Courtenay Brinckerhoff is a partner and intellectual property lawyer with Foley & Lardner LLP, and a vice chair of the firm’s Intellectual Property Department. Courtenay's practice focuses on assisting clients with all aspects of obtaining, defending, evaluating, licensing, and enforcing patents and conducting freedom-to-operate and due diligence investigations. Courtenay is the editor and primary author for Foley’s PharmaPatentsBlog.com, which keeps her up to date on emerging legal issues and evolving patent office practices, which she leverages to meet her clients’ strategic objectives.
Representative Experience
Over the past 25+ years, Courtenay has represented clients in diverse industries before the U.S. Patent Office, the Patent Trial and Appeal Board, and the U.S. Court of Appeals for the Federal Circuit, and has been involved in complex patent matters, including a four party interference, Inter partes Reexaminations, Inter partes Reviews and ANDA litigation.

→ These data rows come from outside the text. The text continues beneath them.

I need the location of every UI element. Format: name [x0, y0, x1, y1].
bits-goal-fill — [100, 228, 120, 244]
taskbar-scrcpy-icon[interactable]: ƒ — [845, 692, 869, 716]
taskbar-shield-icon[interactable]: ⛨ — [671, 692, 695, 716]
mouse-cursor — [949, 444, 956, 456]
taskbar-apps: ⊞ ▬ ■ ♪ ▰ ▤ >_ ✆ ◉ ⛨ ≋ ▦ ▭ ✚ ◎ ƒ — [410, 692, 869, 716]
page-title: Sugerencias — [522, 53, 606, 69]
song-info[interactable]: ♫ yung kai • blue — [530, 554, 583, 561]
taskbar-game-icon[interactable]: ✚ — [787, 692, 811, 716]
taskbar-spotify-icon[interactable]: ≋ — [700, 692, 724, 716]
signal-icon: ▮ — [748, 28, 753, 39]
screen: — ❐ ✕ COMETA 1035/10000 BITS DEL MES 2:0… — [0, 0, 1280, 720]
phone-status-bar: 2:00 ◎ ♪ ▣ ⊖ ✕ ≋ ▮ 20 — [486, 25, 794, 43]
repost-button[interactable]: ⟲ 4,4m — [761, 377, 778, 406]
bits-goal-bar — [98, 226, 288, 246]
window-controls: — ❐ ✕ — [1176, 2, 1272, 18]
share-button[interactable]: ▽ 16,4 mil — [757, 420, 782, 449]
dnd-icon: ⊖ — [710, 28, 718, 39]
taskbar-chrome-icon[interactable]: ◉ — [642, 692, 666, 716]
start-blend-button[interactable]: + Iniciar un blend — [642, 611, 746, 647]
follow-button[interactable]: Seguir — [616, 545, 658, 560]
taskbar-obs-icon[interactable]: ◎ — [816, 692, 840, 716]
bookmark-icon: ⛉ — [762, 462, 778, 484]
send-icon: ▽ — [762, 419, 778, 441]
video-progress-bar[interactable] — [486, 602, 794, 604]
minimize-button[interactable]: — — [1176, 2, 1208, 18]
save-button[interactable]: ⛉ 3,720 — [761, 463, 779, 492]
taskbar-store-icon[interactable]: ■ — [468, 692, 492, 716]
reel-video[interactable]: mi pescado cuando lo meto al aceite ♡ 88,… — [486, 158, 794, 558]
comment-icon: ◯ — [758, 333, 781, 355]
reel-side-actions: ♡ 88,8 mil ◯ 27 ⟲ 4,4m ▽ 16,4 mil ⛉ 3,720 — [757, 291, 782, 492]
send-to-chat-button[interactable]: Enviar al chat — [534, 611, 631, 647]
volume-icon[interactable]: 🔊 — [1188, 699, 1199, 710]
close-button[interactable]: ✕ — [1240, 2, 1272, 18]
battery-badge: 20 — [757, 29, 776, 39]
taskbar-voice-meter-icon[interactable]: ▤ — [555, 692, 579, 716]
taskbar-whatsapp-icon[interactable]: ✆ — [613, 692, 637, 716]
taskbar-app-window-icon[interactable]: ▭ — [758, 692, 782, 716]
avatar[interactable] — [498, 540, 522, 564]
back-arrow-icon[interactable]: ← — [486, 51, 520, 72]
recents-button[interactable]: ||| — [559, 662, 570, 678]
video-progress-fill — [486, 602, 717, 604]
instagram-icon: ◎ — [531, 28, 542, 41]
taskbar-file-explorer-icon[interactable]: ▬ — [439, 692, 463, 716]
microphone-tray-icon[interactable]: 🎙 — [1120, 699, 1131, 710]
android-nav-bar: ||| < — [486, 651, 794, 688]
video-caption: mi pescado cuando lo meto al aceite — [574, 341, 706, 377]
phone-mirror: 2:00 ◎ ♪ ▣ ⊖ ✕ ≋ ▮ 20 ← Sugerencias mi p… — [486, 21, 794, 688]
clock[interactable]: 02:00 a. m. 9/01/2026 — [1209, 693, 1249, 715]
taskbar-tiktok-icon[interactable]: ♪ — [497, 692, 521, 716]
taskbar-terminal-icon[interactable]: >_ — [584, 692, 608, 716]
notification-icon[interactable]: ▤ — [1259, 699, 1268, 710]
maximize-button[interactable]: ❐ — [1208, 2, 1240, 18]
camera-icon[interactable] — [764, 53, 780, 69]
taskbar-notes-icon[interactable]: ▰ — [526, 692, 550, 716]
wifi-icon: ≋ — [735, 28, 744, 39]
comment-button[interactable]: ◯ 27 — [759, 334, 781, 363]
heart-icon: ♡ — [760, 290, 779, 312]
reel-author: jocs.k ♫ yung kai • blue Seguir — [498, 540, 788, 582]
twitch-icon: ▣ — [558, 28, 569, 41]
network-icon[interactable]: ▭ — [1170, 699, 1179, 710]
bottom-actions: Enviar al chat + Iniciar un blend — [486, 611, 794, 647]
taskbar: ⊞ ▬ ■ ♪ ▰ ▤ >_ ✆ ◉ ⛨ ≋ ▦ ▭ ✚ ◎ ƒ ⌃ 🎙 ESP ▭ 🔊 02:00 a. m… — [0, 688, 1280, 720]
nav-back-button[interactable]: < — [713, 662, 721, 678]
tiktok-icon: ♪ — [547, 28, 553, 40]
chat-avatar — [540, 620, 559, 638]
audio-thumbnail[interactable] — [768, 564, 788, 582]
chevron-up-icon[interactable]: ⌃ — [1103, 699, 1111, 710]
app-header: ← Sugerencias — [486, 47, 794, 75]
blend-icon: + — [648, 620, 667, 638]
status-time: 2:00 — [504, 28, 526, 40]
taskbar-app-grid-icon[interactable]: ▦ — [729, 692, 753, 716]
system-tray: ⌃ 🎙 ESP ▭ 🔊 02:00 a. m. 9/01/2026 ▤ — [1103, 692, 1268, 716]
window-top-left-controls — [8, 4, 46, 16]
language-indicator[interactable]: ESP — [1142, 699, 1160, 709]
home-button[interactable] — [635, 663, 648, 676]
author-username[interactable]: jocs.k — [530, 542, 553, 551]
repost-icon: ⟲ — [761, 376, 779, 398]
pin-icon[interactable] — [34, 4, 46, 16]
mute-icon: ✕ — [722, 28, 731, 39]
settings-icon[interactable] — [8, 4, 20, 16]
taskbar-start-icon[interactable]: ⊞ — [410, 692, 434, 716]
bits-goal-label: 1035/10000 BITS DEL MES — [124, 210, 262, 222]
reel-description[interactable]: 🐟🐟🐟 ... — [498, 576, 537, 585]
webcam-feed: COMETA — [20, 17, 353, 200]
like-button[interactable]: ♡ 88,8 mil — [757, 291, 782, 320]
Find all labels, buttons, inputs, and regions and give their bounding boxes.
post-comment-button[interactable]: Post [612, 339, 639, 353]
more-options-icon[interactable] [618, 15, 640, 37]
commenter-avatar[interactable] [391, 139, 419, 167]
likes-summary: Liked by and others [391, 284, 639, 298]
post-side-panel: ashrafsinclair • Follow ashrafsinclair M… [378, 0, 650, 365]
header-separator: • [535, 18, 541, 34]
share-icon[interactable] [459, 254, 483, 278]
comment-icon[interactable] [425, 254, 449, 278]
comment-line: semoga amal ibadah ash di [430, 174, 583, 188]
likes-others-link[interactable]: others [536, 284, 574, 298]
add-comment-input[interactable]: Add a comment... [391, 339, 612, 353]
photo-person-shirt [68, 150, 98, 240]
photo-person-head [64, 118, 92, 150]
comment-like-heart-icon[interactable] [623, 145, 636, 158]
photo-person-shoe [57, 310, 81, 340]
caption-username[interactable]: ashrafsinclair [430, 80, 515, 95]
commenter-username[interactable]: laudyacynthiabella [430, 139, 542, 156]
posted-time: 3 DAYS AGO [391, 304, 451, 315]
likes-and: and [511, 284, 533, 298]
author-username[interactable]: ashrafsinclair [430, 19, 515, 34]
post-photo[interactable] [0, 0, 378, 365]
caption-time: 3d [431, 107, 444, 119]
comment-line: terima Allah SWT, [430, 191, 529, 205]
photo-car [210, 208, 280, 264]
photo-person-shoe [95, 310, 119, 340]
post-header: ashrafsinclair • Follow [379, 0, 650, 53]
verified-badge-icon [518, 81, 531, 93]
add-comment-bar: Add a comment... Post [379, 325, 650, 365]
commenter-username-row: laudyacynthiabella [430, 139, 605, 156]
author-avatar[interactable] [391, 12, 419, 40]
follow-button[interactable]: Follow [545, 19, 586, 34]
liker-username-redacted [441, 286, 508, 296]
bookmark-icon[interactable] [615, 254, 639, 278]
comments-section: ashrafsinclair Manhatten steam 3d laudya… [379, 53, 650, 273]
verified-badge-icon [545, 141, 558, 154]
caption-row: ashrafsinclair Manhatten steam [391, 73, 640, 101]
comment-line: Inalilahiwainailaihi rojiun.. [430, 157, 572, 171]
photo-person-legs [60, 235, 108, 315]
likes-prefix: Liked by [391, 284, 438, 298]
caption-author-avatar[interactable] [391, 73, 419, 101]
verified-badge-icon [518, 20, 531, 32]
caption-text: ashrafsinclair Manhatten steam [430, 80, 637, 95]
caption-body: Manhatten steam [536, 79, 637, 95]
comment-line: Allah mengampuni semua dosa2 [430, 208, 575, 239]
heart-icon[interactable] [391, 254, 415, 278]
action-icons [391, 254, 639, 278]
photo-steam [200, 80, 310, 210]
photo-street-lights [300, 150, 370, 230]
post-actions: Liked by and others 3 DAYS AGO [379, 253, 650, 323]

Courtenay works with clients across chemical and biotechnology industries including pharmaceutical, food, industrial, and energy sectors, pharmaceuticals (chemical and biotechnological), human and animal food products, nutraceuticals, medical devices, and industrial technologies. She has particular experience with transdermal pharmaceutical products (patches, gels and liquids), oral dosage forms (including controlled/extended release formulations), enzyme-based technologies, microbial technologies, diagnostic and therapeutic antibodies, active and passive immunization therapies, and personalized medicine, as well as with industrial films, carbon nanotube technologies, biofuels, and carbon capture technologies.
She has served as vice chair of the firm’s Chemical, Biotechnology & Pharmaceutical Practice and chair of the firm’s IP Associate Training & IP Policies and Procedures Committee, and is an active member of the firm's PTAB Trials Practice and Life Sciences Industry Team.
Courtenay joined Foley as an associate after clerking for the Hon. Judge Schall on the U.S. Court of Appeals for the Federal Circuit. Prior to her clerkship, she worked at Foley as a patent agent and law clerk.
Recognition
Education
Courtenay graduated from George Mason University School of Law (J.D., summa cum laude, 1999) as valedictorian of her class. While a law student, she served as a member of the George Mason University Law Review and published an article in the University of Baltimore Intellectual Property Law Journal related to legislation that limits liability for infringement of medical method patents.
Courtenay graduated from the University of Virginia with a B.S. in chemistry, with distinction, in 1988 and was elected to Phi Beta Kappa. In 1988, Courtenay received an award for outstanding achievement in chemistry from the Virginia Section of the American Chemical Society.
Thought Leadership
Courtenay has been following U.S. patent reform since its inception, and she and other Foley colleagues co-authored the treatise, America Invents Act: Law & Analysis (Wolters Kluwer 2012). The interface between patent law and FDA law is another area of interest to Courtenay, who has written and spoken on issues, including patent term extensions, the scope of the Hatch-Waxman “safe harbor,” the ANDA litigation framework, and the biosimilars BPCIA framework.
Courtenay writes and speaks on topics important to clients in chemical, biotechnological, pharmaceutical, food and personalized medicine industries. She has been an invited speaker at the AIPLA Annual Meeting, the FDLI Annual Meeting, the Intellectual Property Owner's Association annual meeting, the PTAB Bar Association annual meeting, and the annual Advanced Patent Law Institute presented by the University of Texas School of Law, the United States Patent and Trademark Office, and George Mason University Antonin Scalia Law School.
Courtenay currently serves as vice chair of the Intellectual Property Owner's Association Patent Office Practice Committee, and serves on the Board of Directors for the PTAB Bar Association.